Die Grüne Partei arbeitet an der Lancierung einer Volksinitiative für nachhaltig produzierte Lebensmittel, wie die Partei an ihrer Delegiertenversammlung vom Samstag beschlossen hat. Ein Entwurf des Vorstandes liegt vor, am Samstag befinden die Delegierten der Grünen darüber.

Forderung: Schweizer Standards auch beim Import

Mit der Initiative verlangen die Grünen, dass importierte landwirtschaftliche Erzeugnisse mindestens die Standards der Schweizer Landwirtschaft erfüllen müssen. Die unterschiedlichen Standards in den verschiedenen Ländern setzten die Schweizer Bauern unter Druck, argumentiert der Vorstand der Grünen. In anderen Ländern werde eine Art «Öko-Dumping» betrieben, bei dem möglichst günstig produziert werde.

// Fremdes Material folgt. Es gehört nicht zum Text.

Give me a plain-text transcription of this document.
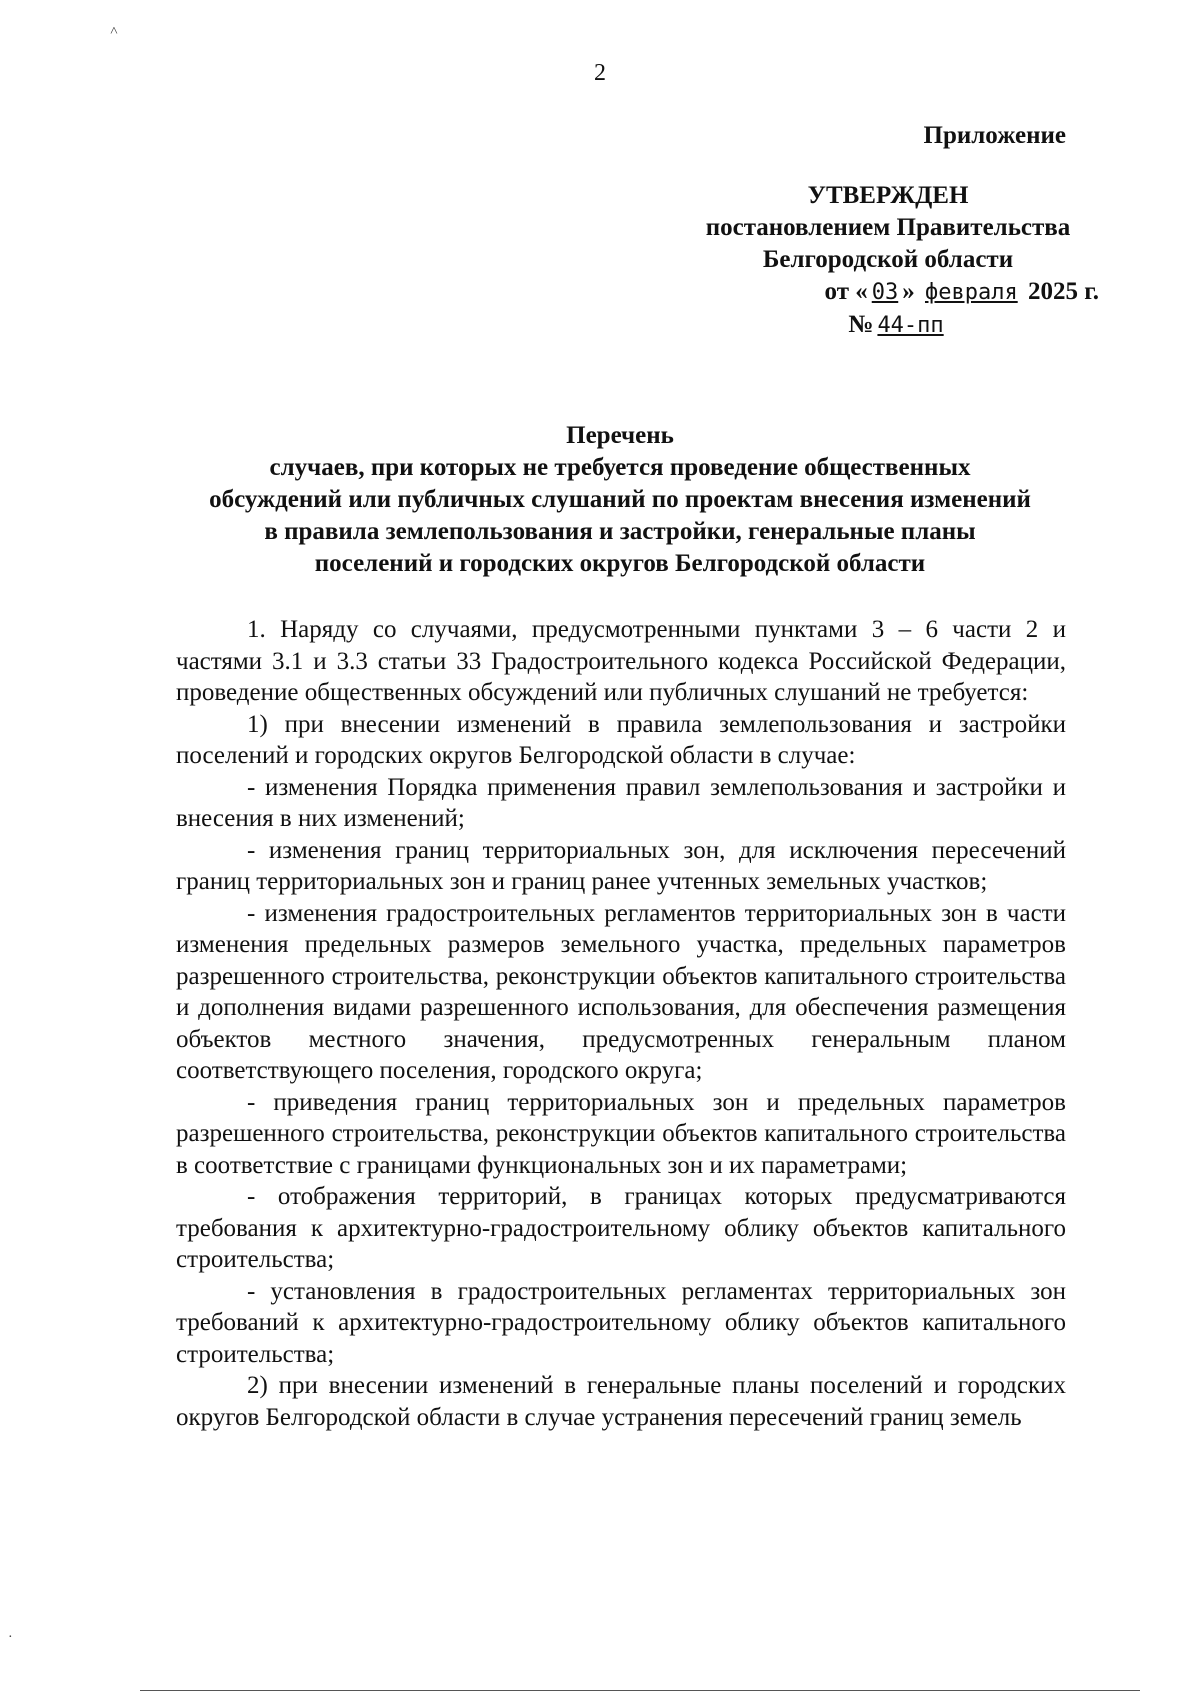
2
Приложение
УТВЕРЖДЕН
постановлением Правительства
Белгородской области
от « 03 » февраля 2025 г.
№ 44-пп
Перечень
случаев, при которых не требуется проведение общественных
обсуждений или публичных слушаний по проектам внесения изменений
в правила землепользования и застройки, генеральные планы
поселений и городских округов Белгородской области

1. Наряду со случаями, предусмотренными пунктами 3 – 6 части 2 и частями 3.1 и 3.3 статьи 33 Градостроительного кодекса Российской Федерации, проведение общественных обсуждений или публичных слушаний не требуется:

1) при внесении изменений в правила землепользования и застройки поселений и городских округов Белгородской области в случае:

- изменения Порядка применения правил землепользования и застройки и внесения в них изменений;

- изменения границ территориальных зон, для исключения пересечений границ территориальных зон и границ ранее учтенных земельных участков;

- изменения градостроительных регламентов территориальных зон в части изменения предельных размеров земельного участка, предельных параметров разрешенного строительства, реконструкции объектов капитального строительства и дополнения видами разрешенного использования, для обеспечения размещения объектов местного значения, предусмотренных генеральным планом соответствующего поселения, городского округа;

- приведения границ территориальных зон и предельных параметров разрешенного строительства, реконструкции объектов капитального строительства в соответствие с границами функциональных зон и их параметрами;

- отображения территорий, в границах которых предусматриваются требования к архитектурно-градостроительному облику объектов капитального строительства;

- установления в градостроительных регламентах территориальных зон требований к архитектурно-градостроительному облику объектов капитального строительства;

2) при внесении изменений в генеральные планы поселений и городских округов Белгородской области в случае устранения пересечений границ земель

˄
·
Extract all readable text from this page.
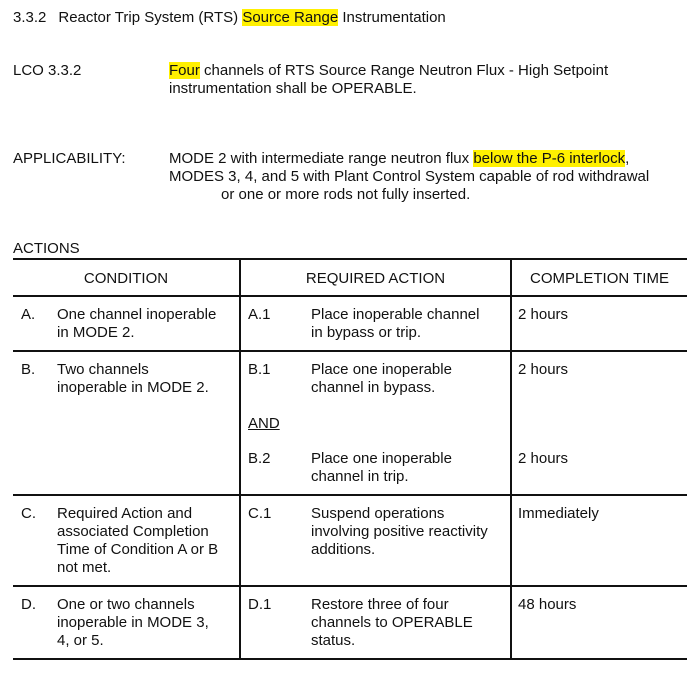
3.3.2 Reactor Trip System (RTS) Source Range Instrumentation
LCO 3.3.2	Four channels of RTS Source Range Neutron Flux - High Setpoint
instrumentation shall be OPERABLE.
APPLICABILITY:	MODE 2 with intermediate range neutron flux below the P-6 interlock,
MODES 3, 4, and 5 with Plant Control System capable of rod withdrawal
or one or more rods not fully inserted.
ACTIONS
CONDITION	REQUIRED ACTION	COMPLETION TIME
A. One channel inoperable
in MODE 2.
A.1	Place inoperable channel
in bypass or trip.
2 hours
B. Two channels
inoperable in MODE 2.
B.1	Place one inoperable
channel in bypass.
2 hours
AND
B.2	Place one inoperable
channel in trip.
2 hours
C. Required Action and
associated Completion
Time of Condition A or B
not met.
C.1	Suspend operations
involving positive reactivity
additions.
Immediately
D. One or two channels
inoperable in MODE 3,
4, or 5.
D.1	Restore three of four
channels to OPERABLE
status.
48 hours
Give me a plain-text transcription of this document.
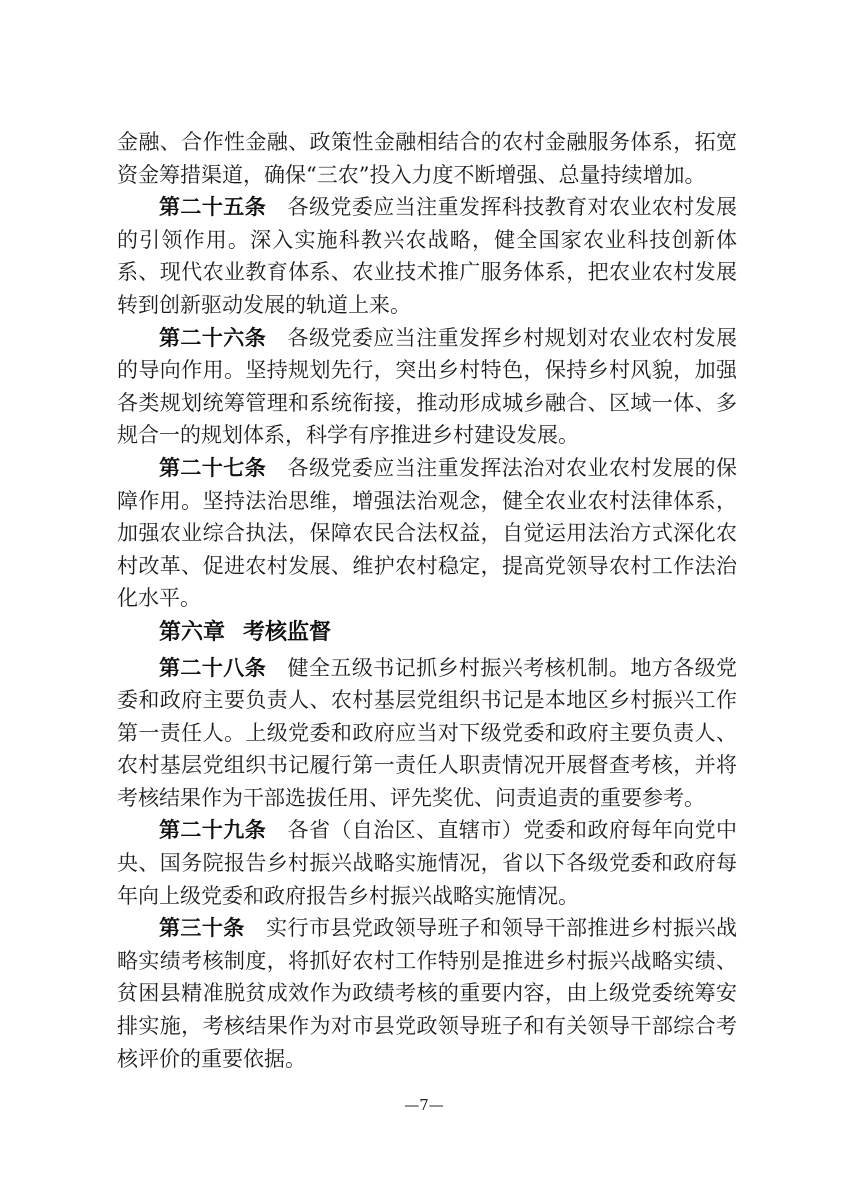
金融、合作性金融、政策性金融相结合的农村金融服务体系，拓宽资金筹措渠道，确保“三农”投入力度不断增强、总量持续增加。

第二十五条 各级党委应当注重发挥科技教育对农业农村发展的引领作用。深入实施科教兴农战略，健全国家农业科技创新体系、现代农业教育体系、农业技术推广服务体系，把农业农村发展转到创新驱动发展的轨道上来。

第二十六条 各级党委应当注重发挥乡村规划对农业农村发展的导向作用。坚持规划先行，突出乡村特色，保持乡村风貌，加强各类规划统筹管理和系统衔接，推动形成城乡融合、区域一体、多规合一的规划体系，科学有序推进乡村建设发展。

第二十七条 各级党委应当注重发挥法治对农业农村发展的保障作用。坚持法治思维，增强法治观念，健全农业农村法律体系，加强农业综合执法，保障农民合法权益，自觉运用法治方式深化农村改革、促进农村发展、维护农村稳定，提高党领导农村工作法治化水平。

第六章 考核监督

第二十八条 健全五级书记抓乡村振兴考核机制。地方各级党委和政府主要负责人、农村基层党组织书记是本地区乡村振兴工作第一责任人。上级党委和政府应当对下级党委和政府主要负责人、农村基层党组织书记履行第一责任人职责情况开展督查考核，并将考核结果作为干部选拔任用、评先奖优、问责追责的重要参考。

第二十九条 各省（自治区、直辖市）党委和政府每年向党中央、国务院报告乡村振兴战略实施情况，省以下各级党委和政府每年向上级党委和政府报告乡村振兴战略实施情况。

第三十条 实行市县党政领导班子和领导干部推进乡村振兴战略实绩考核制度，将抓好农村工作特别是推进乡村振兴战略实绩、贫困县精准脱贫成效作为政绩考核的重要内容，由上级党委统筹安排实施，考核结果作为对市县党政领导班子和有关领导干部综合考核评价的重要依据。

—7—
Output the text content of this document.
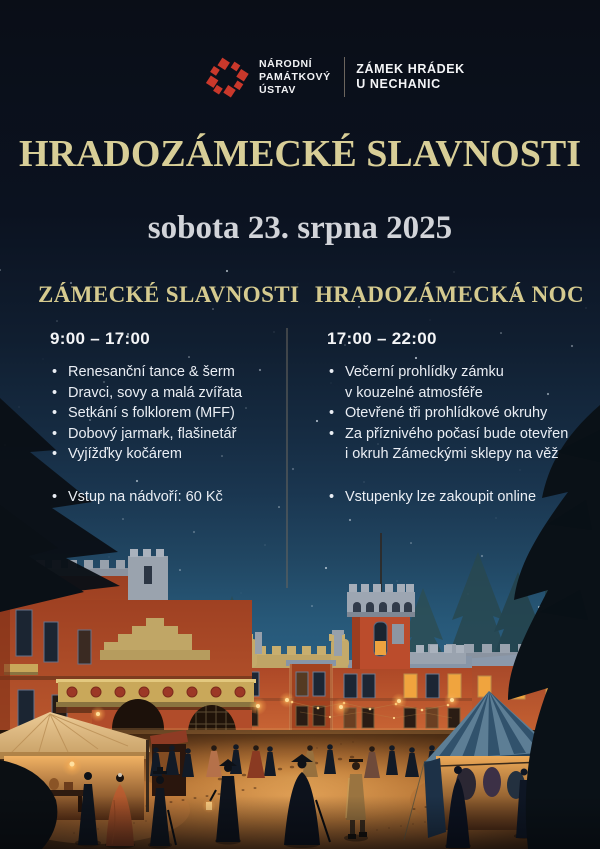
NÁRODNÍ
PAMÁTKOVÝ
ÚSTAV
ZÁMEK HRÁDEK
U NECHANIC
HRADOZÁMECKÉ SLAVNOSTI
sobota 23. srpna 2025
ZÁMECKÉ SLAVNOSTI
9:00 – 17:00
• Renesanční tance & šerm
• Dravci, sovy a malá zvířata
• Setkání s folklorem (MFF)
• Dobový jarmark, flašinetář
• Vyjížďky kočárem
• Vstup na nádvoří: 60 Kč
HRADOZÁMECKÁ NOC
17:00 – 22:00
• Večerní prohlídky zámku
v kouzelné atmosféře
• Otevřené tři prohlídkové okruhy
• Za příznivého počasí bude otevřen
i okruh Zámeckými sklepy na věž
• Vstupenky lze zakoupit online
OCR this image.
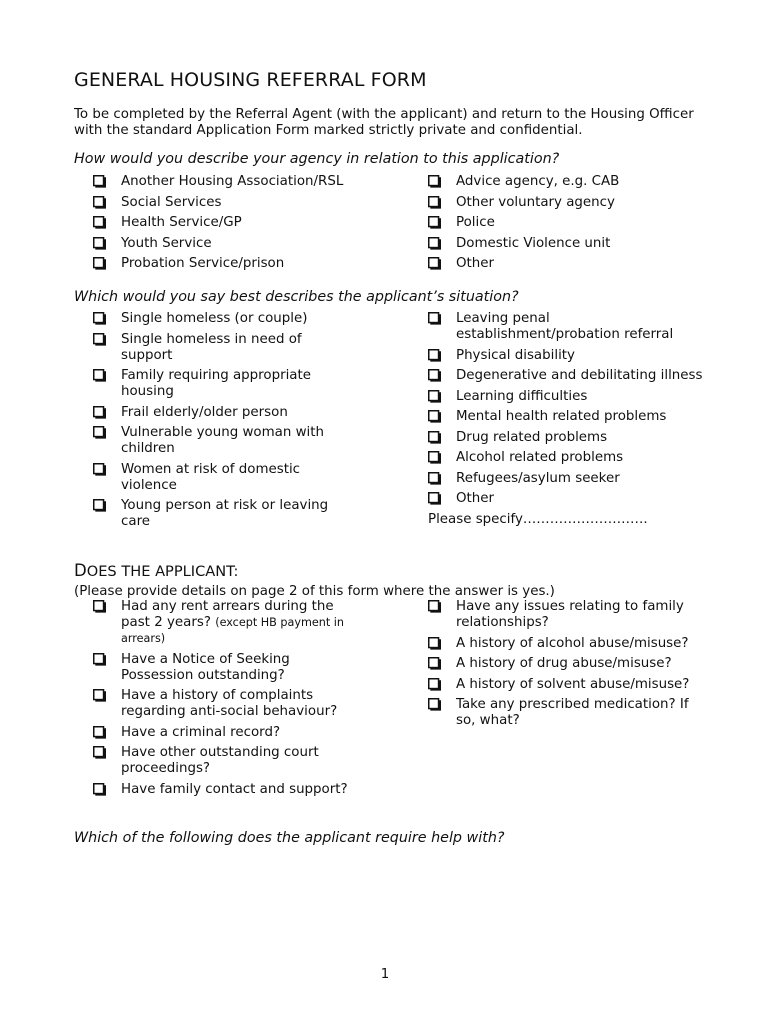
GENERAL HOUSING REFERRAL FORM
To be completed by the Referral Agent (with the applicant) and return to the Housing Officer with the standard Application Form marked strictly private and confidential.
How would you describe your agency in relation to this application?
Another Housing Association/RSL
Social Services
Health Service/GP
Youth Service
Probation Service/prison
Advice agency, e.g. CAB
Other voluntary agency
Police
Domestic Violence unit
Other
Which would you say best describes the applicant’s situation?
Single homeless (or couple)
Single homeless in need of support
Family requiring appropriate housing
Frail elderly/older person
Vulnerable young woman with children
Women at risk of domestic violence
Young person at risk or leaving care
Leaving penal establishment/probation referral
Physical disability
Degenerative and debilitating illness
Learning difficulties
Mental health related problems
Drug related problems
Alcohol related problems
Refugees/asylum seeker
Other
Please specify……………………….
DOES THE APPLICANT:
(Please provide details on page 2 of this form where the answer is yes.)
Had any rent arrears during the past 2 years? (except HB payment in arrears)
Have a Notice of Seeking Possession outstanding?
Have a history of complaints regarding anti-social behaviour?
Have a criminal record?
Have other outstanding court proceedings?
Have family contact and support?
Have any issues relating to family relationships?
A history of alcohol abuse/misuse?
A history of drug abuse/misuse?
A history of solvent abuse/misuse?
Take any prescribed medication? If so, what?
Which of the following does the applicant require help with?
1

Schaulaufen der Landwirtschafts-Initiativen

Die Grünen sind nicht die einzigen, die sich derzeit dem Thema Lebensmittel annehmen. Der Schweizer Bauernverband und eine Gruppe um SVP-Nationalrat Rudolf Joder haben im Dezember entschieden, gemeinsam eine Volksinitiative für die Ernährungssicherheit zu lancieren. Mit dem Volksbegehren wollen die Initianten die inländische Produktion stärken. Und auch die Bauerngewerkschaft Uniterre hat eine Initiative für Ernährungssouveränität ins Auge gefasst.

Quellen und weitere Informationen: alimentaonline.ch / landwirtschaft.ch (LID)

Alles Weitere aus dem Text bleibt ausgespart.